Nazism was soon defeated. Zdenko began studying mathematics and physics. Initially things went well but that changed with the Communist putsch of February 1948: “I just wasn’t able to focus on Maxwell equations when I saw the entire nation sink into moral and material destitution. (…) At the same time, constant fear prevailed: Yesterday they arrested Sviták and Koudelka – is it my turn next?” He soon began considering an escape from Czechoslovakia. He made a definitive decision when he learned by chance in March 1950 that a university colleague had written a denunciation of him. Zdenko Frankenberger told his wife that they were going on a bike trip along the Western, closely guarded border. Only there did he tell her they wouldn’t be going home: “I admitted that I basically wasn’t going back. That she was to decide for herself whether to escape with me. (…) It took around five seconds and my wife said: ‘Let’s go’.” On 14 May 1950 they crossed the border by bike near Bezděk, literally managing to zigzag through border guards. In Germany they applied for asylum and reached a refugee camp near Nuremberg.

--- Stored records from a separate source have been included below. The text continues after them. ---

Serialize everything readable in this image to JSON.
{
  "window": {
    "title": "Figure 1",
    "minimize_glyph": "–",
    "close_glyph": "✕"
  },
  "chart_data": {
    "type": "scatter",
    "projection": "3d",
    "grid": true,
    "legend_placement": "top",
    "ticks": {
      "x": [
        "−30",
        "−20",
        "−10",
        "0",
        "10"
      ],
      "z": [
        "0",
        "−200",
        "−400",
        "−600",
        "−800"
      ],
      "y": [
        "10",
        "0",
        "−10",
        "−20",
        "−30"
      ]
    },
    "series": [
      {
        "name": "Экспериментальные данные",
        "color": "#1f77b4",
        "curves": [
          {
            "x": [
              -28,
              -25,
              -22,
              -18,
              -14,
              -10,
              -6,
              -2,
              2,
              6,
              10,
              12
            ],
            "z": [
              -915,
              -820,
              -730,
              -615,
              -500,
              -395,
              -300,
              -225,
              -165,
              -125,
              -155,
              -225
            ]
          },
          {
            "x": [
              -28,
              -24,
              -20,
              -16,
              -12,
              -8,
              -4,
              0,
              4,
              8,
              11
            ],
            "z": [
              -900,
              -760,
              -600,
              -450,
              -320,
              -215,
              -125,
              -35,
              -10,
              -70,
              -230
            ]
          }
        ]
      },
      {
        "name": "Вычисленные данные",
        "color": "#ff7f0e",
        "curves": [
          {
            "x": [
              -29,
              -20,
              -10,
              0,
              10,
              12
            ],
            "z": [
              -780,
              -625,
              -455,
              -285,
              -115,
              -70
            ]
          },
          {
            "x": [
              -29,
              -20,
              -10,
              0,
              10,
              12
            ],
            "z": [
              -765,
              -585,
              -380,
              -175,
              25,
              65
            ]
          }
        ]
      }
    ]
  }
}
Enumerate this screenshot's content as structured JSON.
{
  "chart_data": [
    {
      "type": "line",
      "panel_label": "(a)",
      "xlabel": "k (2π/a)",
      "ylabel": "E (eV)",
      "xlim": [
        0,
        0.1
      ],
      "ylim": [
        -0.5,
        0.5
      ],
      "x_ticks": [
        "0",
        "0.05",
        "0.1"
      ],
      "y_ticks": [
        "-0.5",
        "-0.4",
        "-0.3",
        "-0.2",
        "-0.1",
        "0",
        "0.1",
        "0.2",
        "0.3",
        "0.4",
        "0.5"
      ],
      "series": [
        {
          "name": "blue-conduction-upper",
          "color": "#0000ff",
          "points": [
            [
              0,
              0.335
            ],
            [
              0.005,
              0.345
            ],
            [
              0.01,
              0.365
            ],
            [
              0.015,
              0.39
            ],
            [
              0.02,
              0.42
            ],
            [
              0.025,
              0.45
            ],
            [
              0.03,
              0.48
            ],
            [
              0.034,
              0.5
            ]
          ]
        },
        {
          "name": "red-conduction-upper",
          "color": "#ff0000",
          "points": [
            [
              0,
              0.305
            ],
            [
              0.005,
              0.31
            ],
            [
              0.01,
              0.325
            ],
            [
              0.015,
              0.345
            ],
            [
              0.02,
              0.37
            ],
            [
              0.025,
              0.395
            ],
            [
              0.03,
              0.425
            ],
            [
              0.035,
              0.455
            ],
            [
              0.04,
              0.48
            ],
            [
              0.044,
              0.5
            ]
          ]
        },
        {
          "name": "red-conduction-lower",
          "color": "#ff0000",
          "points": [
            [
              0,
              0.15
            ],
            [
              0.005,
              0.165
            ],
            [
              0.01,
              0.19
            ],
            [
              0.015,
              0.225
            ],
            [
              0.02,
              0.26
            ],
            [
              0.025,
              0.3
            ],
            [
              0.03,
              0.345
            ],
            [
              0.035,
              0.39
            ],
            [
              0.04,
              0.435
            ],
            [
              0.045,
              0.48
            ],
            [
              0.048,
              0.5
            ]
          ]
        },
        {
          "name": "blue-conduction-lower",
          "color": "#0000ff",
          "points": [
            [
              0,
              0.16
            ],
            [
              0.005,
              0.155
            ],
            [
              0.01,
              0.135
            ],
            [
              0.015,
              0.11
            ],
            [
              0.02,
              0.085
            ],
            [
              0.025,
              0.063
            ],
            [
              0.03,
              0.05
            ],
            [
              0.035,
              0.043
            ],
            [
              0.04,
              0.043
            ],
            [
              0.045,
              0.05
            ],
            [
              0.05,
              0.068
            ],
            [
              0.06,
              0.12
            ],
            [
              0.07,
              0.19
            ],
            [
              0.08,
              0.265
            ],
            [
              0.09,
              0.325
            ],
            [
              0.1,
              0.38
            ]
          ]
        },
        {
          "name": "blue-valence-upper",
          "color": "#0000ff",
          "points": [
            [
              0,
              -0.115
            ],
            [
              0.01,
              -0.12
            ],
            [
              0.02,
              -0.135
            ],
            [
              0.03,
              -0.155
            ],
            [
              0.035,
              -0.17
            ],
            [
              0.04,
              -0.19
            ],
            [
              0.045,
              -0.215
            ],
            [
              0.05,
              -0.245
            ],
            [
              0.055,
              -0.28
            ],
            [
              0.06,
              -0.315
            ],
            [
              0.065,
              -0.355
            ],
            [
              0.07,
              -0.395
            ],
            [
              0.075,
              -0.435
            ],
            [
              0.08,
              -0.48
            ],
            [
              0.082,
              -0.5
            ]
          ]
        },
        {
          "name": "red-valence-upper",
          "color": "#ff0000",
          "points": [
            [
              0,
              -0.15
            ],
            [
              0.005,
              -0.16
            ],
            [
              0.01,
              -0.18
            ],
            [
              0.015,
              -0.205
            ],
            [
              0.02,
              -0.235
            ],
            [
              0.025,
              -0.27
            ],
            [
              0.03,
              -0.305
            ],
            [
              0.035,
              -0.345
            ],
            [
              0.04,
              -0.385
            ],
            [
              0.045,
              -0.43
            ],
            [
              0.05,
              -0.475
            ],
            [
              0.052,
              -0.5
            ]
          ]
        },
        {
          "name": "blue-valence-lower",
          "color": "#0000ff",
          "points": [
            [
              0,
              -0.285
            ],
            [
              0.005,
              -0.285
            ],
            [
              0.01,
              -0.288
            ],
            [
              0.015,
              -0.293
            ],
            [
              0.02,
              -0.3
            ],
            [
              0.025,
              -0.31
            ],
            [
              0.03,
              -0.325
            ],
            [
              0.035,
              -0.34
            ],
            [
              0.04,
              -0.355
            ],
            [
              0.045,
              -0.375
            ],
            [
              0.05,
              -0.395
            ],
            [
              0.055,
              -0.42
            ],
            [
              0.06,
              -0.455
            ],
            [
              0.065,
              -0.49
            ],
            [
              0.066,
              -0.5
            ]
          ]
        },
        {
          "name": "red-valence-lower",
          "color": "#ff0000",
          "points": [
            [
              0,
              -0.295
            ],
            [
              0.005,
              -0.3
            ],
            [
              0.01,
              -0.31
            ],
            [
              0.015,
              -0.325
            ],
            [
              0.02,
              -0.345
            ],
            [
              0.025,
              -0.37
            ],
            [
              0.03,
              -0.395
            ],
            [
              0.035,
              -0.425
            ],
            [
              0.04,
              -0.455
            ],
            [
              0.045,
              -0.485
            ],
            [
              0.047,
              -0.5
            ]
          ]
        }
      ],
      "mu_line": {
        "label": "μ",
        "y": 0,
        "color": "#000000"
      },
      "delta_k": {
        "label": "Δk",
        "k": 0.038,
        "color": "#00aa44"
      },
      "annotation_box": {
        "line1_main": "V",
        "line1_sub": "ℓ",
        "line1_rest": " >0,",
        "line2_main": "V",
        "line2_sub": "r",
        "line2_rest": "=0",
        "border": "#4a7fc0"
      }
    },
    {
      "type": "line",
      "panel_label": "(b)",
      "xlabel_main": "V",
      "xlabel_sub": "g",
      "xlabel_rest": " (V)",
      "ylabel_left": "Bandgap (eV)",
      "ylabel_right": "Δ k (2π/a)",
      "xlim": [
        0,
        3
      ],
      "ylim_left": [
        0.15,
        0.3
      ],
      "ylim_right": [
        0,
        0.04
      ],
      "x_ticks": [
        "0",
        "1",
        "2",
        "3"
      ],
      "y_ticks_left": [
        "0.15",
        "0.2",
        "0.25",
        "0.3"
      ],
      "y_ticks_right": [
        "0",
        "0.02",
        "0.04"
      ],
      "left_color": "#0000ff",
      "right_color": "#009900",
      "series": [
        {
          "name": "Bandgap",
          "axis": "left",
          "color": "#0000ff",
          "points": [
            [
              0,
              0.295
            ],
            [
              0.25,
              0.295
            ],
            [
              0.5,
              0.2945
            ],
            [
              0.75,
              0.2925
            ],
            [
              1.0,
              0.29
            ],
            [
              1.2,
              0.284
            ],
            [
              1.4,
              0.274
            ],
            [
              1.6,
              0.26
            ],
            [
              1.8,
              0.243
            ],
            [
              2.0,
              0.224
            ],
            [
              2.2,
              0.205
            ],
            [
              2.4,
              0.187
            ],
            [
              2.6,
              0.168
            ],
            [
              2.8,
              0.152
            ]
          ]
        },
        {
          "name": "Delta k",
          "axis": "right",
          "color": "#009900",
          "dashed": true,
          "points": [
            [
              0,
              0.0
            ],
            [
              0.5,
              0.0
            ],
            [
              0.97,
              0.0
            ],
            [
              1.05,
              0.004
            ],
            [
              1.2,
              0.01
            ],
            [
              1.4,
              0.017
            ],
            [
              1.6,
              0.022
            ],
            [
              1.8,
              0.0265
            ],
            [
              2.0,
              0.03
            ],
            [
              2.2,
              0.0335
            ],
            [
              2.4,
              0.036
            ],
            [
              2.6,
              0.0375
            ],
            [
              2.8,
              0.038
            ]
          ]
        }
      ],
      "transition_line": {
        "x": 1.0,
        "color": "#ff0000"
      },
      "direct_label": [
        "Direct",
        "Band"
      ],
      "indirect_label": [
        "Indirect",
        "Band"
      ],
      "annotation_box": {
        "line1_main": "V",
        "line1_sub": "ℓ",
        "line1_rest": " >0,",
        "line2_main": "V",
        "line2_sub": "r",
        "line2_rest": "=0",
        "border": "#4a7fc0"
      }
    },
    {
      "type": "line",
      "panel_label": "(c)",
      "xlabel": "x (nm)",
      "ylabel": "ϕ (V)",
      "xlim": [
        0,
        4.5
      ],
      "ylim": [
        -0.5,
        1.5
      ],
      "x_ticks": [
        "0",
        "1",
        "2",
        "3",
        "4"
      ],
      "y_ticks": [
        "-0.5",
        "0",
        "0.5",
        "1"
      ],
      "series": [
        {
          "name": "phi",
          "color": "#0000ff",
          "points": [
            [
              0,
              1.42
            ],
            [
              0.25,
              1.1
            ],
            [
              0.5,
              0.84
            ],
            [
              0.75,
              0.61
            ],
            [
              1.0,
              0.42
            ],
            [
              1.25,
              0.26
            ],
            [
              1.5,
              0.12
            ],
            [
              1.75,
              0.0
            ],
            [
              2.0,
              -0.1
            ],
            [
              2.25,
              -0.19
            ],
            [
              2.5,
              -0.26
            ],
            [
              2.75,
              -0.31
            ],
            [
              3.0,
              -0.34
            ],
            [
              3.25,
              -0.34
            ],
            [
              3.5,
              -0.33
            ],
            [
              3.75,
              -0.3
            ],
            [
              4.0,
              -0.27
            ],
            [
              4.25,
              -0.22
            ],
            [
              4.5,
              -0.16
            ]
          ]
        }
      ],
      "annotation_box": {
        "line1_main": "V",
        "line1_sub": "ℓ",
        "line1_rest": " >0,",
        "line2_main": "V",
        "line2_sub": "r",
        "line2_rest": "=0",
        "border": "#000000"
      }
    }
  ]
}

Life in the camp was tough, impoverished and in many respects dangerous. Zdenko Frankenberger recalls that it was very hard to get to another country and that his wife “began to fall into despair, saying we’d spend the rest of our lives like the wretches who had lived here for five years already.” They tried to get into New Zealand but discovered that a man offering mediation and jobs was probably a conman. By thumb and bicycle Zdenko travelled to the New Zealand embassy in Frankfurt to find out more. On the way back he met US couple Lyle and Doris Slaybaugh by chance when they gave him a ride. They hit it off and the pair offered Zdenko and his wife help if they wanted to travel to the US. The Slaybaughs lent them money and on 11 March 1952 the Frankenbergers set sail for New York. The Slaybaughs’ help was incredible, says Zdenko: “Immediately we became members of their family and friends of their friends. They constantly asked us what we needed and how they could help us (…). It didn’t take us longer than two weeks to find work, clothing, footwear, furniture, kitchen utensils and two dozen open-hearted friends.” Slaybaugh was in construction and Zdenko recalls saying to him one day: “‘Lyle, what you and Doris have done for us, unfamiliar people from an unfamiliar country, is simply immeasurable. How can we ever repay you?’ Unfortunately I don’t recall the response word for word, but it was something like: ‘Oh, you won’t repay us. First, thank God, we don’t need it. Second, before you get there we could be long pushing up daisies. And above all, if you did pay us back it would be a closed circle and wouldn’t lead anywhere. You pay it to somebody else, he’ll pay somebody else and that way it will continue and grow’.” Zdenko took this as an obligation and later provided similar help to a refugee family from Asia.

Zdenko Frankenberger Daneš has two children, Petr (1954) and Elena (1956), who were born in Pittsburgh, Pennsylvania. In the US he worked for Gulf Oil Corporation in Pittsburgh, Boeing in Seattle, the University of Puget Sound in the city of Tacoma, Washington State and for the US Geological Survey in the same place. He has published works in the fields of gravitational research, radioactive exploration of rocks, the composition and dynamics of the Earth, Moon and planets, the interplanetary magnetic field and the microwave radiation of the Earth's surface. In addition he takes an interest in music and various other fields of the arts and is a passionate cyclist. In 2007 he married Julsimo Duisebayeva.